Abstract

Central venous pressure (CVP) is one of only a handful of variables that can be used to assess a patient's volume status to attempt to optimize stroke volume. The gold standard method for assessing CVP is though pulmonary artery catheterization, which is invasive and risks severe complications such as pneumothorax and cardiac conduction abnormalities. Current noninvasive methods for estimating CVP such as jugular venous pressure assessment are imperfect with wide inter-examiner variability.
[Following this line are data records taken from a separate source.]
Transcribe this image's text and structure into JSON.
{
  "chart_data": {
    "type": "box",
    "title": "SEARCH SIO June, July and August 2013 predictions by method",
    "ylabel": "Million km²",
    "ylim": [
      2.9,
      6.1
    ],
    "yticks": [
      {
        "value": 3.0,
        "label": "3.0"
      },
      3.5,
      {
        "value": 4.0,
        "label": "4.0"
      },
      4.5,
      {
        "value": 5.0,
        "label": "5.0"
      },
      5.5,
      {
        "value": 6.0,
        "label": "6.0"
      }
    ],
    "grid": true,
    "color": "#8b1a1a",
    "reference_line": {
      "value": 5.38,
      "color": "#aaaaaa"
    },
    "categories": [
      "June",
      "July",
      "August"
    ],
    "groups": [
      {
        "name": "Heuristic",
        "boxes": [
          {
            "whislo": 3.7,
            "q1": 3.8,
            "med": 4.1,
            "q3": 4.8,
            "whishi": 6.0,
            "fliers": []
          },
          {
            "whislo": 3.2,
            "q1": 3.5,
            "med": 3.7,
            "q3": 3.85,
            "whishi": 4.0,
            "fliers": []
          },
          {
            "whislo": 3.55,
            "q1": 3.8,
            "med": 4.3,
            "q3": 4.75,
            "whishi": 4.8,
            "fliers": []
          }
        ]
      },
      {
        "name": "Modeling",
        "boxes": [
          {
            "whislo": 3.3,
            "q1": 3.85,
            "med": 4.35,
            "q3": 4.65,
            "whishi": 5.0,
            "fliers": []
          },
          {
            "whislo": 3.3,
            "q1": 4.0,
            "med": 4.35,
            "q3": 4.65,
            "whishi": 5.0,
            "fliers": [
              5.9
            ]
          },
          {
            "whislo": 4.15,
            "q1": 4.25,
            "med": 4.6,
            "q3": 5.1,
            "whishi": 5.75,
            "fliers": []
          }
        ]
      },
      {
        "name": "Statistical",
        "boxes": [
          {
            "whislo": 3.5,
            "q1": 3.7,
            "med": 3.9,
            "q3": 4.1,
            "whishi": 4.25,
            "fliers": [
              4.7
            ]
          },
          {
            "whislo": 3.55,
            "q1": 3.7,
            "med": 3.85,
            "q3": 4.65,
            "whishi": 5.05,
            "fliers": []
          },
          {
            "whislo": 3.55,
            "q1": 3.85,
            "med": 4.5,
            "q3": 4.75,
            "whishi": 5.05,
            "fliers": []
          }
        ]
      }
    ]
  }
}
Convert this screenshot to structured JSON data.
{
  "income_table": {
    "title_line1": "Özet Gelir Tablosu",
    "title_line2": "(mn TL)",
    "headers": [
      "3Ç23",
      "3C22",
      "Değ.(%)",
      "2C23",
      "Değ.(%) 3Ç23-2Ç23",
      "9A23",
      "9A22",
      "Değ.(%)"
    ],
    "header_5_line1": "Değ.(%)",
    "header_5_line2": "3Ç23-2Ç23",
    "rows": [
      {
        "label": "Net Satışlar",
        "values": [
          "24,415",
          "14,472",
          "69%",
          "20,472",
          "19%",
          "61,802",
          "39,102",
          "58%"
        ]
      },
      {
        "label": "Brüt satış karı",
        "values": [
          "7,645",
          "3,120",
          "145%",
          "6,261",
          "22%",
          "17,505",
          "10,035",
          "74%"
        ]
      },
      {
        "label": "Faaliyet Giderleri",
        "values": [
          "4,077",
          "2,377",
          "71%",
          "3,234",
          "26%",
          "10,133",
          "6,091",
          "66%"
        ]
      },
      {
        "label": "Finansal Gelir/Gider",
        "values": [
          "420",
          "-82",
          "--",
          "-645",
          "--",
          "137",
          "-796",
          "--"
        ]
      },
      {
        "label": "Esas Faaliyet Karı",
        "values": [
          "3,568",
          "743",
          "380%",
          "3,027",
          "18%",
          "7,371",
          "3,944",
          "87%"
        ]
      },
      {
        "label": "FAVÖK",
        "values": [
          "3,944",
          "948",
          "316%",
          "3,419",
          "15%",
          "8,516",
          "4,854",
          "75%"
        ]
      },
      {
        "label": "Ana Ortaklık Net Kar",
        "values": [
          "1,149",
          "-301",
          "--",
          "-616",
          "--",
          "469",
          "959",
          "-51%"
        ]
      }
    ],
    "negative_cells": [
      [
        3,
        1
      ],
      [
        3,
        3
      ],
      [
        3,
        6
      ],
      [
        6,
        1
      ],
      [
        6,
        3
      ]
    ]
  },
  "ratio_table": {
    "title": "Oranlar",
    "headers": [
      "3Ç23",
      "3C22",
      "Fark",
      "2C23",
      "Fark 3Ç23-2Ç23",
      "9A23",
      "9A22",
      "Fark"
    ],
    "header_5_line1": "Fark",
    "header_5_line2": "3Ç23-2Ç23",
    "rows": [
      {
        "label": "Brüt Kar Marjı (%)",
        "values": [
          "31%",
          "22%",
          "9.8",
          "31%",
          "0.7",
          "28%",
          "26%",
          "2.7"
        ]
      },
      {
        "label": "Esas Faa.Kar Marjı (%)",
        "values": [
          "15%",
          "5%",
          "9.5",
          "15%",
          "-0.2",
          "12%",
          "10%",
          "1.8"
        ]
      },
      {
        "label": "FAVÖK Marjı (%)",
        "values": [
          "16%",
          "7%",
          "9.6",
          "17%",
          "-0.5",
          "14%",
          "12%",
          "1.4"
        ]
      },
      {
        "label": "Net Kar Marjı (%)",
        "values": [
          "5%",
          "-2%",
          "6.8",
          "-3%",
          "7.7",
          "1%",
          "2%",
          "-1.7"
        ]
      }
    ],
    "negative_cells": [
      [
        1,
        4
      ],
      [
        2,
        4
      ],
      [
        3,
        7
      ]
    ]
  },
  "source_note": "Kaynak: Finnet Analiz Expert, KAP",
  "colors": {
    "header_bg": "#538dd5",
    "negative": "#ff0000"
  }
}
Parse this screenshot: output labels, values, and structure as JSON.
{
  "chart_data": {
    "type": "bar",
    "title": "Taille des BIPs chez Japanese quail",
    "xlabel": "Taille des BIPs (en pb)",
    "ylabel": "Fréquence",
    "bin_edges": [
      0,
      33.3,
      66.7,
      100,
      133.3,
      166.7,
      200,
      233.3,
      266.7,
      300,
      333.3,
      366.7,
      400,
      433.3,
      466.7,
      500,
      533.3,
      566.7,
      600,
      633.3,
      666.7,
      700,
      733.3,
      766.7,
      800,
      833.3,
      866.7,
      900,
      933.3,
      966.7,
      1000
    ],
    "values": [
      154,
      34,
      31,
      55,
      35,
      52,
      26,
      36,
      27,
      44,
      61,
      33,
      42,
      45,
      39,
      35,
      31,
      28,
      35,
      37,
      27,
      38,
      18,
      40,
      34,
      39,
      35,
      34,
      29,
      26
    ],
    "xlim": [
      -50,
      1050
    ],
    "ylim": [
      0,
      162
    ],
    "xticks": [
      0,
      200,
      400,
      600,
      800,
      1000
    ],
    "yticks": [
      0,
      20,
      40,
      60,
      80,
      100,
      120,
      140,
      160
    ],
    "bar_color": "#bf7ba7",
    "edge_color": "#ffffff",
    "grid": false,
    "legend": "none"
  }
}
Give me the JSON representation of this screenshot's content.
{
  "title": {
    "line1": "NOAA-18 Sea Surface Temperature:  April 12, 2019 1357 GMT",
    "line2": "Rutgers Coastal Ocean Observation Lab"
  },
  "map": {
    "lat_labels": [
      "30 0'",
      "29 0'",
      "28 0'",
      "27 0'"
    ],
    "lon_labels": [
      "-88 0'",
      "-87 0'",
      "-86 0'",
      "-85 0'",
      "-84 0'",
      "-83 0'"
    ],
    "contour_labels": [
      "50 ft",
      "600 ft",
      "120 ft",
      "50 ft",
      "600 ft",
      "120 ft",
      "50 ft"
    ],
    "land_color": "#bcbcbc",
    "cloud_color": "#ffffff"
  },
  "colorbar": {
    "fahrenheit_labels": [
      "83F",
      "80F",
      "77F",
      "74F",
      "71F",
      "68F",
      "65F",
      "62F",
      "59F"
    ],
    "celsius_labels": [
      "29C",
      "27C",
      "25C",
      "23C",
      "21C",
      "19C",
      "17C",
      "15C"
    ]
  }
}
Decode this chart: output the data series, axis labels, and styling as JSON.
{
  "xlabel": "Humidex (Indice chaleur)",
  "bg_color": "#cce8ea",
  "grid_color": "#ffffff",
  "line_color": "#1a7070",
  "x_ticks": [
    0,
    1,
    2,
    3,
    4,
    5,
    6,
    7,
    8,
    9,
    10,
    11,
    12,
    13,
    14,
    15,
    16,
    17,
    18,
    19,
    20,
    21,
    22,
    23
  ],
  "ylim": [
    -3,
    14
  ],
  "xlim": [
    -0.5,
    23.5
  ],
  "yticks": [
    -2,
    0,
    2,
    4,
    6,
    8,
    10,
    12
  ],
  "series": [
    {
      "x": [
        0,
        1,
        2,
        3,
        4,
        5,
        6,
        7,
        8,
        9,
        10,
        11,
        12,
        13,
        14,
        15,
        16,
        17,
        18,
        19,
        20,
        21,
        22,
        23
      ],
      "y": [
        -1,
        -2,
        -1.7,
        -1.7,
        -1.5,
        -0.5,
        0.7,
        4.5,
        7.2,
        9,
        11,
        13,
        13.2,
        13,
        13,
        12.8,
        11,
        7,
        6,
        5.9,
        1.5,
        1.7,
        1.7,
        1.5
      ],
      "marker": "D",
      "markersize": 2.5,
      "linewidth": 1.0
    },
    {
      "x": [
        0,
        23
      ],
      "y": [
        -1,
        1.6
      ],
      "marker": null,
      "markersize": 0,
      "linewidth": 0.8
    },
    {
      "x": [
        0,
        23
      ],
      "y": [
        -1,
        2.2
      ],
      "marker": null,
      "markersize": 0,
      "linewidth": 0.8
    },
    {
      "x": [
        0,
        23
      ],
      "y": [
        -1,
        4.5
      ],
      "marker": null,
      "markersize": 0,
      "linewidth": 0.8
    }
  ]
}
The inferior vena cava (IVC) is a highly compliant vessel that uniquely does not constrict in response to hypovolemia, making it an ideal, noninvasive surrogate for the estimation of CVP. A range of IVC indices including minimum and maximum IVC diameter and fraction of IVC collapse with inspiration (known as collapsibility index) have been studied with highly variable results that range from excellent to poor correlation between these values and CVP. Despite this inconsistency in findings, multiple schemes have been proposed to attempt to estimate CVP from IVC measurements, but when prospectively tested, none has been shown to be accurate. Since the most recent 2015 American Society of Echocardiography guidelines, multiple studies have identified unique ways of improving the accuracy of IVC measurement, which could translate into better CVP estimation. The goal of this review is to summarize the many, often conflicting studies that exist in this area, and provide recommendations for future studies based on our findings.